Managing & Visual Design Editor

The Vermont International Film Festival (VTIFF) along with the Middlebury New Filmmakers Festival (MNFF) will be hosting their Split/Screen series on Feb. 19 to Feb 28.

Saint Michael’s College along with Middlebury College and Champlain College will be hosting the event which features 6 films directed by African American women as well as two separate recorded conversations with the directors Natasha NGaiza and Ashley O’Shay.

“As February is Black History month, sponsoring this month’s series felt like an important thing for the college to support”, said Alex Bertoni, Director of Marketing and Communications. “We hope that students, faculty and staff will take advantage of this opportunity to see and discuss these films.”

Split/Screen Monthly Passes are usually $40 but because of the school sponsorship, 250 students, faculty and staff will be able to view the event for free via a virtual screening site on both the VTIFF and MNFF websites.

  • VTIFF Now: watch.vtiff.org
  • MNFF Online: watch.midfilmfest.org 

The films that will be featured include:

  • LOSING GROUND by Kathleen Collins | 1982 | Fiction
    • One of the first movies directed by an African American woman. Sara Rogers (Seret Scott), a black professor of philosophy, is embarking on an intellectual quest to understand “ecstasy” just as her painter husband, Victor (Bill Gunn), sets off on a more earthy exploration of joy. Over the course of a summer idyll in upstate New York, the two each experience profound emotional and romantic awakenings. 

  • FAREWELL AMOR by Ekwa Msangi | 2020 | Fiction
    • After 17 years apart, Angolan immigrant Walter is joined in the U.S. by his wife and teen daughter. Now absolute strangers sharing a one-bedroom Brooklyn apartment, they struggle to overcome the emotional distance between them.

  • ILLUSIONS by Julie Dash | 1982 | Short Film
    • The time is 1942, a year after Pearl Harbor; the place is National Studios, a fictitious Hollywood motion picture studio. Mignon Duprée, a Black woman studio executive who appears to be white and Ester Jeeter, an African American woman who is the singing voice for a white Hollywood star are forced to come to grips with a society that perpetuates false images as status quo.

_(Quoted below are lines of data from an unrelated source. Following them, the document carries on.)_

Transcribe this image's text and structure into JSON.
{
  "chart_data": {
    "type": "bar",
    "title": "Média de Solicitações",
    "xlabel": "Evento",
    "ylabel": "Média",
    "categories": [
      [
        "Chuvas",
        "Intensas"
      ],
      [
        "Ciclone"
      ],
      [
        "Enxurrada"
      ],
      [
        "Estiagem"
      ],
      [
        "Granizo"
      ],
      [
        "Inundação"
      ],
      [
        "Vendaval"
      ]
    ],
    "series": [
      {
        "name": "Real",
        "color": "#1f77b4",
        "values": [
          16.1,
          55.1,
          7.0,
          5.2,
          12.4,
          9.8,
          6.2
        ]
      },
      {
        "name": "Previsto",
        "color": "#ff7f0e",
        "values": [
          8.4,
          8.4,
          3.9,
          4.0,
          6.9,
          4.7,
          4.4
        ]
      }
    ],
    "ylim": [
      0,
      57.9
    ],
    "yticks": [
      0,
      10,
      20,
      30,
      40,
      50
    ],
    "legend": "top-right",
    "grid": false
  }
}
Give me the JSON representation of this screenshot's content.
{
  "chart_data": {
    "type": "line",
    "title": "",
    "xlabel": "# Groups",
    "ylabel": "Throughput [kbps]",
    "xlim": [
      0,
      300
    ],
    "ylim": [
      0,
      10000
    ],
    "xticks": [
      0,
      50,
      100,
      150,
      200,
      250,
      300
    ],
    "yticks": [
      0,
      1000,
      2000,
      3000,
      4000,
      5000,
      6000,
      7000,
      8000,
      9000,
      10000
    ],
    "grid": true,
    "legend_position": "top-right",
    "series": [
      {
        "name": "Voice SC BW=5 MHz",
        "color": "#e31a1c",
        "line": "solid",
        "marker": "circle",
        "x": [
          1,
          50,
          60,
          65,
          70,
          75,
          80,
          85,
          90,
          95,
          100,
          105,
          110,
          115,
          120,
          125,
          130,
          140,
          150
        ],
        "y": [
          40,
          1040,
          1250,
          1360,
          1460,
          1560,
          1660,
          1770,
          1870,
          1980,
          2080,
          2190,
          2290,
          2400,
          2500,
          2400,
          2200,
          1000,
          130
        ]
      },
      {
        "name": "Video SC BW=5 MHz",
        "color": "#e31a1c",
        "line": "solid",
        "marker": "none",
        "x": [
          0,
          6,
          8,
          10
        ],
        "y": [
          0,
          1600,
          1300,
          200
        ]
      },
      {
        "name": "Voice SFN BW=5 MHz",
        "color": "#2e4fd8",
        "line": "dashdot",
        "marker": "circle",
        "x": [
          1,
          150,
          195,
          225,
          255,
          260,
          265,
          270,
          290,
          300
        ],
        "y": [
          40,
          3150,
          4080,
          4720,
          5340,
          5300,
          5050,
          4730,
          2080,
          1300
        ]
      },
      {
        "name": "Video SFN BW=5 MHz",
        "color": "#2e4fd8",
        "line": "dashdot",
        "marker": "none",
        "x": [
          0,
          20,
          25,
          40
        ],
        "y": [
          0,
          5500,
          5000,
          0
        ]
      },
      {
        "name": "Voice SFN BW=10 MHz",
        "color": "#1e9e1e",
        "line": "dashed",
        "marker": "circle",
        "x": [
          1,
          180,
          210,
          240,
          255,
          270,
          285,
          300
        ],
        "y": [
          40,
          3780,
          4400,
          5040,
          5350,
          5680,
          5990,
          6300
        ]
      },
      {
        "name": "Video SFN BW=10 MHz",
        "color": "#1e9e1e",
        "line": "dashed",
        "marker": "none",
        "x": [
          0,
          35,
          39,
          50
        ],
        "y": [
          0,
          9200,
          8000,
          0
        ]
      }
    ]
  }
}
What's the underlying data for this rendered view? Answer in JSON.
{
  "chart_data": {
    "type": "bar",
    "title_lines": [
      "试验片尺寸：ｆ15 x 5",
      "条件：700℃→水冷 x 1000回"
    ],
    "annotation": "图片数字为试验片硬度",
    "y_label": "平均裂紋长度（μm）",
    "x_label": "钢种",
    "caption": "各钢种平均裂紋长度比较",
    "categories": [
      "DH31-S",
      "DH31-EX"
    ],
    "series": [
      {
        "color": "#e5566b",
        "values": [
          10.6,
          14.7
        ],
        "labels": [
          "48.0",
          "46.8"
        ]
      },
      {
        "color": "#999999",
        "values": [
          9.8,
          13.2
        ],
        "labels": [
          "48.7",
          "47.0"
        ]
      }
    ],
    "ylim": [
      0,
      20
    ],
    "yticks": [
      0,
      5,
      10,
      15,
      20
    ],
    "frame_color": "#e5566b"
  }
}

  • BLACKOUT by Natasha NGaiza | 2013 | Short Film
    • A sudden power outage leads to an impromptu shadow performance that inspires an African immigrant to revisit the past and confront her marriage. Blackout explores the intricacies of transnational African identity, motherhood and memory.

  • A MOTHER by Natasha NGaiza | 2020 | Short Film
    • As a town copes with the disappearance of a little girl, a mother of two must come to terms with her own decision to abort an unexpected pregnancy.

  • UNAPOLOGETIC by Ashley O’Shay | 2020 | Documentary
    • captures tensions between a police board led by Lori Lightfoot (now Chicago Mayor) and abolitionist organizers at Chicago Police Department Headquarters in a polarizing moment in Chicago’s fight against racial injustice after the slaying by police of two Black Chicagoans – Rekia Boyd and Laquan McDonald.